PLANCK: Looking Back Toward the Dawn of Time
Speaker:George Smoot, University of California, Berkeley
Planck, the third-generation satellite after COBE and WMAP to measure the 2.726-Kelvin Cosmic Microwave Background (CMB), is scheduled to launch in early 2009. Placed in orbit around the Sun-Earth L2 point at a distance of 1.5 million km from Earth, Planck will measure the fluctuations of the CMB, as well as its polarization, with unprecedented sensitivity, angular resolution, and frequency coverage. This will lead to a dramatic reduction in the uncertainties of fundamental cosmological parameters, such as the total mass-energy content of the Universe, baryonic and dark matter densities, and distance to the surface of last scattering, and set constraints on fundamental physics at energies greater than 10^15 GeV. Planck will also produce a wealth of information on the properties of extragalactic sources, as well as dust and gas in our own galaxy.

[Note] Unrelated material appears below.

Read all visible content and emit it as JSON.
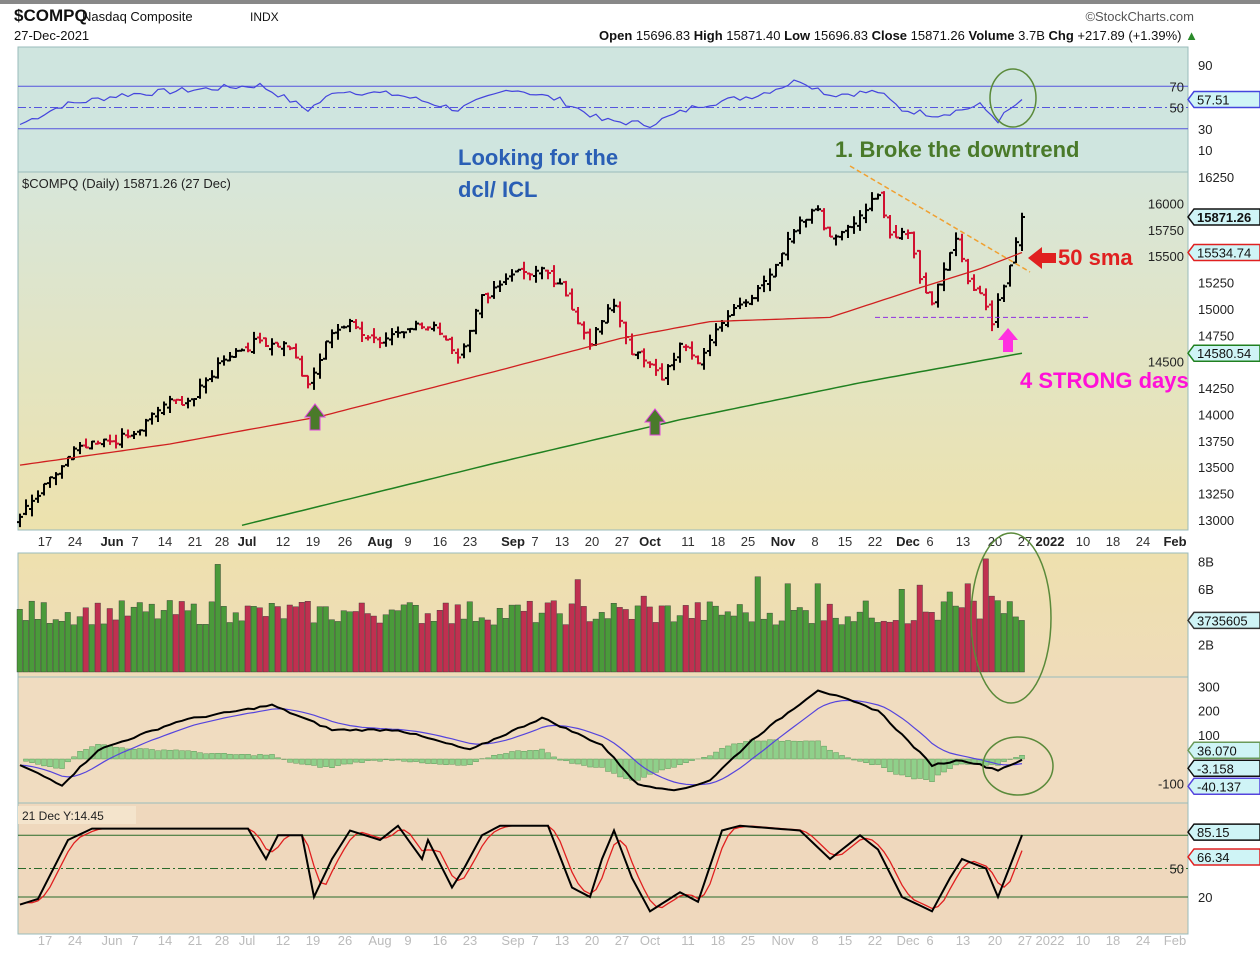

In this talk we will describe the instrumentation, orbit, expected outcomes and progress of Planck.
Current Status of the Fermi Gamma-ray Space Telescope
Speaker:Daniel Suson, Purdue University Calumet
The Fermi Gamma-ray Space Telescope (formerly GLAST) was launched on June 11, 2008. After a very successful instrument check-out period, the telescope entered its science observation mode. This talk will provide an overview of the LAT and discuss the status and latest results from the telescope.
Our Miserable Future
Speaker:Lawrence Krauss, Arizona State University
In this talk, I will ruminate on the future of the universe itself, and also on the future of life within it, using as my starting point recent observations in cosmology. I will first discuss why the universe we appear to inhabit is the worst of all possible universes, as far as considerations of the quality and quantity of life is concerned. I will then address several fascinating questions that have arisen as a result of our discovery that the dominant energy of the universe resides in empty space.